Value transferred on Penumbra is sent to shielded payment addresses; these addresses are derived from spending keys through a sequence of intermediate keys that represent different levels of attenuated capability:

flowchart BT
    subgraph Address
    end;
    subgraph DTK[Detection Key]
    end;
    subgraph IVK[Incoming Viewing Key]
    end;
    subgraph OVK[Outgoing Viewing Key]
    end;
    subgraph FVK[Full Viewing Key]
    end;
    subgraph SK[Spending Key]
    end;

    index(Diversifier Index);
    div{ };

    SK --> FVK;
    FVK --> OVK;
    FVK --> IVK;

    index --> div;
    IVK ----> div;
    div --> Address & DTK;
    DTK --> Address;

From bottom to top:

  • the spending key is the root capability, representing spending authority;
  • the full viewing key represents the capability to view all transactions related to the spending authority;
  • the outgoing viewing key represents the capability to view only outgoing transactions, and is used to recover information about previously sent transactions;
  • the incoming viewing key represents the capability to view only incoming transactions, and is used to scan the block chain for incoming transactions.

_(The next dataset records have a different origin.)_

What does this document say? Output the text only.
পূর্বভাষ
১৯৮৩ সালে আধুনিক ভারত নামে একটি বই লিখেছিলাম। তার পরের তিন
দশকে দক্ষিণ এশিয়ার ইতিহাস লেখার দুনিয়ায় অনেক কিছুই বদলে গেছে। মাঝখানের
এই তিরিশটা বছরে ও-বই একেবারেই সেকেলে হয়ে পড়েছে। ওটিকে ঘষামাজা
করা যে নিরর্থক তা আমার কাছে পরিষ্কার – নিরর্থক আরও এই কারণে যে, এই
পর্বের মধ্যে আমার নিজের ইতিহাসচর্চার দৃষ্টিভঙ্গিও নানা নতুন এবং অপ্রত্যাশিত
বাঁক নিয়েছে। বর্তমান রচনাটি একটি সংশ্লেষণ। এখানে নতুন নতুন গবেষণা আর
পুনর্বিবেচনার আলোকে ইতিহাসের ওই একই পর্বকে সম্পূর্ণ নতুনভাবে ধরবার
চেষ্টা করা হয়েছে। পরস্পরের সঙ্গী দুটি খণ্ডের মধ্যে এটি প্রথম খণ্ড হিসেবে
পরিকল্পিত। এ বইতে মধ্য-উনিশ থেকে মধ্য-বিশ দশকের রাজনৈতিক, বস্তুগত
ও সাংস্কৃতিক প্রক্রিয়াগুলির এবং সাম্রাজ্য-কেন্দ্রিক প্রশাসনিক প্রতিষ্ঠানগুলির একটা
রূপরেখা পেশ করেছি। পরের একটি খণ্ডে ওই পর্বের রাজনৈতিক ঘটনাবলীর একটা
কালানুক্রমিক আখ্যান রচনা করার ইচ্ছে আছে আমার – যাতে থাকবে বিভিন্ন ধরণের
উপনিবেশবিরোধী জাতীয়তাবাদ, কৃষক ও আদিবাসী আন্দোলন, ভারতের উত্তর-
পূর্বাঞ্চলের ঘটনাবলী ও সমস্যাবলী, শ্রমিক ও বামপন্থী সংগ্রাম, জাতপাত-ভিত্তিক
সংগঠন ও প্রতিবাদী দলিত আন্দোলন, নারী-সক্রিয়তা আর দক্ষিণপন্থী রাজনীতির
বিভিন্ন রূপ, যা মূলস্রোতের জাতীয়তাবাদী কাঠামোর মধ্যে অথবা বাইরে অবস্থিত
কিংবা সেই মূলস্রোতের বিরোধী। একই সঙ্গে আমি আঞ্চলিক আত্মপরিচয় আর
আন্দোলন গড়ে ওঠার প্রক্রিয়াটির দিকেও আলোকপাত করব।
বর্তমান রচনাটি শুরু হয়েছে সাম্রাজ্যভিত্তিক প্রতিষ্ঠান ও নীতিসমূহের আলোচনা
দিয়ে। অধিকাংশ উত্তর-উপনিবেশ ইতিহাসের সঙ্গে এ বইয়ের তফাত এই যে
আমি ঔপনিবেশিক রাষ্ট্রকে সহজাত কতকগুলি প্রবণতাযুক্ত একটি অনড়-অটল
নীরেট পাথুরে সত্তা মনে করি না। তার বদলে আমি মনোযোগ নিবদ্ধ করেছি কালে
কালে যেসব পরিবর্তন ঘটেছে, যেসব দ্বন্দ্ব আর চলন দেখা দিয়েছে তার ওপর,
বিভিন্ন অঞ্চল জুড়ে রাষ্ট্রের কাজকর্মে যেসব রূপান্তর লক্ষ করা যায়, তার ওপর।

Penumbra allows the same spending authority to present multiple, publicly unlinkable addresses, keyed by an 11-byte diversifier index. Each choice of diversifier index gives a distinct shielded payment address. Because these addresses share a common incoming viewing key, the cost of scanning the blockchain does not increase with the number of addresses in use.

Finally, Penumbra also allows outsourcing probabilistic transaction detection to third parties using fuzzy message detection. Each address has a detection key; a third party can use this key to detect transactions that might be relevant to that key. Like a Bloom filter, this detection has false positives but no false negatives, so detection will find all relevant transactions, as well as some amount of unrelated cover traffic. Unlike incoming viewing keys, detection keys are not shared between diversified addresses, allowing fine-grained control of delegation.

This diagram shows only the user-visible parts of the key hierarchy. Internally, each of these keys has different components, described in detail in the Addresses and Keys section of the Cryptographic Protocol chapter.